Tomorrow, Massachusetts voters will go to the polls for primaries to fill Teddy Kennedy’s Senate seat. Bet on whomever can survive on the lowest turnout. No, seriously, having lived in Massachusetts for six bitter winters, I can attest: ain’t nobody gonna be lining up outside in the cold for any of these virtually unheard of candidates.
The choices, in brief:
1) Attorney General Martha Coakley, 56, who leads in polls and has enjoyed the support of Emily’s list and, more recently, former President Bill Clinton (likely still smarting from Teddy’s endorsement of Obama; Coakley, never a Kennedy fave, won herself no friends in that camp by announcing her candidacy less than a week after Kennedy was buried). Possible ramifications: Coakley has said she would vote against any legislation that has Stupak-like abortion language in it. Though this amendment is unlikely to pass the Senate today – Ben Nelson’s got an amendment on the floor – it could be included in the final version of the health care reform bill.
2) Rep. Michael Capuano, 57, who is enjoying a late breaking surge. Capuano, who voted for health care with (or, rather, despite) Stupak-like language in it, was endorsed by House Speaker Nancy Pelosi – the kiss of death any swing district, Massachusetts is one state where that might actually help.
3) Steve Pagliuca, 54, co-owner of the Boston Celtics. This guy is a big self funder and the dark horse of the race.
4) Alan Khazei, 48, a Harvard-educated social entrepreneur, who won the endorsement of the Boston Globe and New York Mayor Michael Bloomberg and former NATO Supreme Commander Wesley Clark. Alas for him, Khazei is considered a long shot.

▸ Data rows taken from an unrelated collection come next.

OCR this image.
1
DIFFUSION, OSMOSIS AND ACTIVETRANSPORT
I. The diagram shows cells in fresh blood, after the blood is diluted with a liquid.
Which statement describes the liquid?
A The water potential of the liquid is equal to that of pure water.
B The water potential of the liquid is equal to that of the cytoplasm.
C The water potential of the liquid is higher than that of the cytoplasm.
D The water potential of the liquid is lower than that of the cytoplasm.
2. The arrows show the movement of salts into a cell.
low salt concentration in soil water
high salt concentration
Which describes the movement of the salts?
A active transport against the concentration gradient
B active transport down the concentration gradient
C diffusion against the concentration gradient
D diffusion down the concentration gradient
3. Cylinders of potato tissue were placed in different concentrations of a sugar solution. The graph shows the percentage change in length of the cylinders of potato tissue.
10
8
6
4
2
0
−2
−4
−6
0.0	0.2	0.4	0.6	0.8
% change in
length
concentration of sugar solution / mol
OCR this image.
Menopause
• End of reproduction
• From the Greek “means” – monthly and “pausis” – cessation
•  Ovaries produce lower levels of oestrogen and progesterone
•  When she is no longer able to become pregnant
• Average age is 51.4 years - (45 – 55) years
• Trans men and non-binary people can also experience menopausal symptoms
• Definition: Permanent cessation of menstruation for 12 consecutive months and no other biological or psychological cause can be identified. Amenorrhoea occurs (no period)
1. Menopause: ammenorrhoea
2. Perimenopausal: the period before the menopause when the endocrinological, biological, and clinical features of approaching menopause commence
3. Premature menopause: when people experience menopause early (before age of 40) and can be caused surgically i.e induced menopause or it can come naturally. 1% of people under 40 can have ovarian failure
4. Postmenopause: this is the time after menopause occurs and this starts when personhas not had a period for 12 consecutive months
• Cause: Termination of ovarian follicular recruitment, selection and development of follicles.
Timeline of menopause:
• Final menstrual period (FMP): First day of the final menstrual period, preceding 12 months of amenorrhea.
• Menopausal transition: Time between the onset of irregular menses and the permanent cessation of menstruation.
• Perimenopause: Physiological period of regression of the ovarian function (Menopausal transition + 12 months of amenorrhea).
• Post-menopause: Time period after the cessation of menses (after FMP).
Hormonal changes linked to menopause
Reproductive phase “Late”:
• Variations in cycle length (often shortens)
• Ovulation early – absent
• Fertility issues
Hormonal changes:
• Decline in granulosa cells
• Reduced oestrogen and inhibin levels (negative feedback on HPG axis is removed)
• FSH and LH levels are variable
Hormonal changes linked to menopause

1) The dashing good looker of the race is State Senator Scott Brown, 50, a former model who put himself through law school after he won Cosmo’s “Sexiest Man” title at the age of 22. His wife, Gail, is a tv reporter and one of his two daughters appeared on American Idol. Talk about a telegenic bunch. Unfortunately for Brown, not much else is ever mentioned about him.
2) While the establishment – such as it is for the GOP in solidly blue Massachusetts – is backing Brown, also on the ticket is Jack Robinson, 49, a lawyer who has also self-financed a previous run for Senate and bids for secretary of State and Congress.
The seat is currently being baby-sat by long-time Kennedy friend Paul Kirk, who is not running. The general election is scheduled for January 19 (even colder!). Somehow, without a Kennedy in the race, it just doesn’t seem as fun, though maybe Massachusetts voters will disagree with me (certainly, polls immediately after Kennedy’s death showed large majorities wanted someone else to get a shot after nearly 57 years of Senator Kennedys).